HAFIZ NURİ GÜVEN
Bediüzzaman'ı görme bahtiyarlığı
Sıcak bir Ramazan gününde, Bitlisli bir dostunun gayretleriyle Pendik'te, Sakarya Oteli sahibi Hafız Nuri ismindeki zatı arıyorduk. Başka adreste sorduğumuz ak saçlı, ak yüzlü ihtiyar bir adam, sorduğumuz zatın kendisi olduğuna işaret ederek; bizi içeriye, geniş bir odaya davet etti. Meğer bilmeden, aradığımız zatı kendisinden sormuşuz.Yedi yıl Emirdağ Çarşı Camiinde imamlık yapmıştı. On yılın hatıralarıyla doluydu. Anlattıkça anlatmak istiyordu:
"1947'yi 48'e bağlayan zamanda Bozöyük'ten, güzel koyunlarıyla bildiğimiz Emirdağ'a hayvan ticareti için gitmiştim. Hocamın ağabeyi olan Gönenli Hafız Ahmed Hoca'da misafir olarak kaldım.
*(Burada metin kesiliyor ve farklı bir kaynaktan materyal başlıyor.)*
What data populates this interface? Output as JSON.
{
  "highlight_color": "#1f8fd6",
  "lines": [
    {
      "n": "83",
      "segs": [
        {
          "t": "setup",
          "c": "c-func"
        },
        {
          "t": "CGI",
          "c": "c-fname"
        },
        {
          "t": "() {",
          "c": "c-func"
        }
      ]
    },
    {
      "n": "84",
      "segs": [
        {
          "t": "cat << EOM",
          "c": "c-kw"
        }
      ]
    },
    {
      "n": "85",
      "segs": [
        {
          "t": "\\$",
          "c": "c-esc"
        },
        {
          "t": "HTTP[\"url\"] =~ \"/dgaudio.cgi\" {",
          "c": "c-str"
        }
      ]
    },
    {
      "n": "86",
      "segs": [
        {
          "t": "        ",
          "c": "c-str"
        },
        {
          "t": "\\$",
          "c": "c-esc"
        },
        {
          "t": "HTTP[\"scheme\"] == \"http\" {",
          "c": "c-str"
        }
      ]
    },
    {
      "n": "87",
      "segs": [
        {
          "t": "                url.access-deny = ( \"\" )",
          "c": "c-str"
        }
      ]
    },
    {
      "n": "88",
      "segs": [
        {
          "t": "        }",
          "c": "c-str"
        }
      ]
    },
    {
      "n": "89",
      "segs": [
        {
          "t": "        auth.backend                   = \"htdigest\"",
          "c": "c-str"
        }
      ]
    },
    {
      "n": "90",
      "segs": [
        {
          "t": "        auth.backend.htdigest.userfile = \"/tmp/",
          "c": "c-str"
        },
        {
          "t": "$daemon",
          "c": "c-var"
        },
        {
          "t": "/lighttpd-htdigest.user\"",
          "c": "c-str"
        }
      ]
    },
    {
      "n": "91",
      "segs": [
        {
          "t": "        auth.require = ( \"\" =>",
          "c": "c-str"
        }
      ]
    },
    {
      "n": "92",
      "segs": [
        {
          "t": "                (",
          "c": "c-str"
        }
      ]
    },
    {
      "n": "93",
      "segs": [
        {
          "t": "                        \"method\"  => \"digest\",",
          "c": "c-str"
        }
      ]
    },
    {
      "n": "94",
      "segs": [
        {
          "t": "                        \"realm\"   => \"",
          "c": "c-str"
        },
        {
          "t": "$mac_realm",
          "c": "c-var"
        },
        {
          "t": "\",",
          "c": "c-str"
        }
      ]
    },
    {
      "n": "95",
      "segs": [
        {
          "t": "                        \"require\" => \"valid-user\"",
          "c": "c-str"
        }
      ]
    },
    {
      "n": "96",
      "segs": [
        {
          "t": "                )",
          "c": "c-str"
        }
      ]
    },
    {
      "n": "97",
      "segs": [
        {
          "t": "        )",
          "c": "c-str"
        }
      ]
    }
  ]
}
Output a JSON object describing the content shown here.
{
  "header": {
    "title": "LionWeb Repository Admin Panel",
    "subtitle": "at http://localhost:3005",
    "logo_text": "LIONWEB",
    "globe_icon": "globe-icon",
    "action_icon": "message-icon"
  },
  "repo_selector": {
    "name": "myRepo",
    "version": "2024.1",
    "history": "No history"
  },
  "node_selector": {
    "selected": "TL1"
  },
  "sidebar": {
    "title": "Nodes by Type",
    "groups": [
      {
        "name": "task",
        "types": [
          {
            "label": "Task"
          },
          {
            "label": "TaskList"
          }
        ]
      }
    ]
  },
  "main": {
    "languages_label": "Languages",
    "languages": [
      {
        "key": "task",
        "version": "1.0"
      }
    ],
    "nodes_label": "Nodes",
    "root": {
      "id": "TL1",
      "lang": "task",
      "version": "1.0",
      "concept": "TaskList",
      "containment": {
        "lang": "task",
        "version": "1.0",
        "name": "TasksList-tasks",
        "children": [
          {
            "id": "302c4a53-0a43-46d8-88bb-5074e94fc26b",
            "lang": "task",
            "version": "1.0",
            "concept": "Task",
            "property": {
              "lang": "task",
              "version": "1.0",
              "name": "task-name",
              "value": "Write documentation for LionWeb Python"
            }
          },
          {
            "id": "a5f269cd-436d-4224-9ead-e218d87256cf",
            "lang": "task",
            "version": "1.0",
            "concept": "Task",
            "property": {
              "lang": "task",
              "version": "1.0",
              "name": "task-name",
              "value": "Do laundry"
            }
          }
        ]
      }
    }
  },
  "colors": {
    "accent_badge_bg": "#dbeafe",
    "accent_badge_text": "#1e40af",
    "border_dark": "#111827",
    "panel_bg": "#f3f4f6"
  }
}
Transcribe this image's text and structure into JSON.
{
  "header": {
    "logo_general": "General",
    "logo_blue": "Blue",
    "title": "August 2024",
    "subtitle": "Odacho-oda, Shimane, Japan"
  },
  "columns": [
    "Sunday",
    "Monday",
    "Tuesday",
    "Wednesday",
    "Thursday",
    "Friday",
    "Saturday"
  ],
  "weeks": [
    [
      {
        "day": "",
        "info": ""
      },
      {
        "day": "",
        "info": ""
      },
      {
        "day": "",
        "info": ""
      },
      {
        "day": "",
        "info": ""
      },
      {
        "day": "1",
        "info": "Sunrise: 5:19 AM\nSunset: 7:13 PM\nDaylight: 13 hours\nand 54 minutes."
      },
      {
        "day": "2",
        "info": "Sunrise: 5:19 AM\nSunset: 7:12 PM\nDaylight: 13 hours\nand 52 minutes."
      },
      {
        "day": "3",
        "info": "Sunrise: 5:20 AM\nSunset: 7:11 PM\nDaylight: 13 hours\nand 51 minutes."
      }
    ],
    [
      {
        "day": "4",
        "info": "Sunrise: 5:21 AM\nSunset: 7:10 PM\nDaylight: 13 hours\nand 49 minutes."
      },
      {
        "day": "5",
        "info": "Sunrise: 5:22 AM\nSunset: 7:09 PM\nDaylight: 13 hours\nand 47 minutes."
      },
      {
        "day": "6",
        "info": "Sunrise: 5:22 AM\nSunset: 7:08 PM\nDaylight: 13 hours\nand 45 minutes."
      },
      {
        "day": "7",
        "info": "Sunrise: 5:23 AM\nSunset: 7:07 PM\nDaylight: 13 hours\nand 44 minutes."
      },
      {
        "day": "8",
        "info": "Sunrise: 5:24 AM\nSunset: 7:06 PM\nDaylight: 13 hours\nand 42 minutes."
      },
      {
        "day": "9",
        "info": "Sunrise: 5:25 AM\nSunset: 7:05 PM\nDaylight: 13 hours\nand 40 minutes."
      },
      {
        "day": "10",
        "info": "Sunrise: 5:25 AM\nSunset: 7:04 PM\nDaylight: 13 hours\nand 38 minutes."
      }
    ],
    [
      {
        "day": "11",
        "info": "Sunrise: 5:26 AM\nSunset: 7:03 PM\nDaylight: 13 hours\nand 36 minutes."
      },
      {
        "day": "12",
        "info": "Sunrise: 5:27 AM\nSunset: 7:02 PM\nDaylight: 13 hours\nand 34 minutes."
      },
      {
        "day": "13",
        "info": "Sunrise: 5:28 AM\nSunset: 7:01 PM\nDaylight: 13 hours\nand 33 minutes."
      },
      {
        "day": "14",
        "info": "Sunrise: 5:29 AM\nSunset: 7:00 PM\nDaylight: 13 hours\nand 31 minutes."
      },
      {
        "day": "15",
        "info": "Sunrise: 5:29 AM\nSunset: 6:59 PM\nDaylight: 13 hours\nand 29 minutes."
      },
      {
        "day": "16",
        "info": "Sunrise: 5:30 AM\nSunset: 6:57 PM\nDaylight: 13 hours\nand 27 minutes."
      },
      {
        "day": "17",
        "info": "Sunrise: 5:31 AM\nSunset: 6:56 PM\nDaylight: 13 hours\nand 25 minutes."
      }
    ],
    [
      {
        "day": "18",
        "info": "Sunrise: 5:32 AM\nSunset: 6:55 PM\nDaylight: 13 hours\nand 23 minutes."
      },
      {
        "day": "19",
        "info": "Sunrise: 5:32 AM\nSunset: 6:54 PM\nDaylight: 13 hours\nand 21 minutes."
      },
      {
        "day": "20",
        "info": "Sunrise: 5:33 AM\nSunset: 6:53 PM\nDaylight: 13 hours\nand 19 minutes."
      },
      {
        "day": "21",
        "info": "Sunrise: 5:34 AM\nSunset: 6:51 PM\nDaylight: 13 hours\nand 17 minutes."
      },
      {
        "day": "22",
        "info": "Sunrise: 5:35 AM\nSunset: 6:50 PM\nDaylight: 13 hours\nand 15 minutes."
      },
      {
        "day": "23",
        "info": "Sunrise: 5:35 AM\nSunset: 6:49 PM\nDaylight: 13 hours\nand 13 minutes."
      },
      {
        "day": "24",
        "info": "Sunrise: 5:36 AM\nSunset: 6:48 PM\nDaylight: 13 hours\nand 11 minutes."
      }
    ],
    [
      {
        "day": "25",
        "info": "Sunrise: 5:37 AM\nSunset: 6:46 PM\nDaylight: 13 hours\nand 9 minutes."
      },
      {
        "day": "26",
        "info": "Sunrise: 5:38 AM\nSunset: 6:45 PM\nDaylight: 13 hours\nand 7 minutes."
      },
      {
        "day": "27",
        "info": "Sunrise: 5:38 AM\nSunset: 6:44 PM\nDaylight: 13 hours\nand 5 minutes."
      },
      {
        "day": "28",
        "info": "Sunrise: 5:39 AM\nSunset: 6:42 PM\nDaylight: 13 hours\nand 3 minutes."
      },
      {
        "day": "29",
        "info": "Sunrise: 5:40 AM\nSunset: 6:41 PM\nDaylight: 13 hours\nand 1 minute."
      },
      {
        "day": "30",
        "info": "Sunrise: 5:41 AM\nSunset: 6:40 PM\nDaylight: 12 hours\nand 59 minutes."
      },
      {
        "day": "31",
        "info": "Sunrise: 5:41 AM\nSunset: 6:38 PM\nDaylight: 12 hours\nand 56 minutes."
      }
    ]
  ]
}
"İşte o mesut zamanda, Bediüzzaman'ı görmek bahtiyarlığına erdim. O günlerde zaten her akşam rüyada görüyordum, görüşüyorduk, kitabını okuyordum. Bir hafta kadar görüşebilmek için bekledim. Türkiye'nin, dünyanın her tarafından ziyaretçileri geliyordu. Pek azı ile görüşüyordu, zaten hepsiyle görüşmesi maddeten imkânsızdı.
"Bir sabah namazından sonra yine evine gittim. Orada Zübeyir Gündüzalp'i gördüm. İki kişi daha görüşmek için bekliyorlardı. Birisi yaşlı, diğeri ise otuz beş yaşlarındaydı. Gelenlerden birisi daha sonraki zamanda oğlunda misafir olarak kaldığım Kadınhanlı Hafız Mehmed Âsaf, diğeri ise Kütahyalı Hafız Hüseyin idi.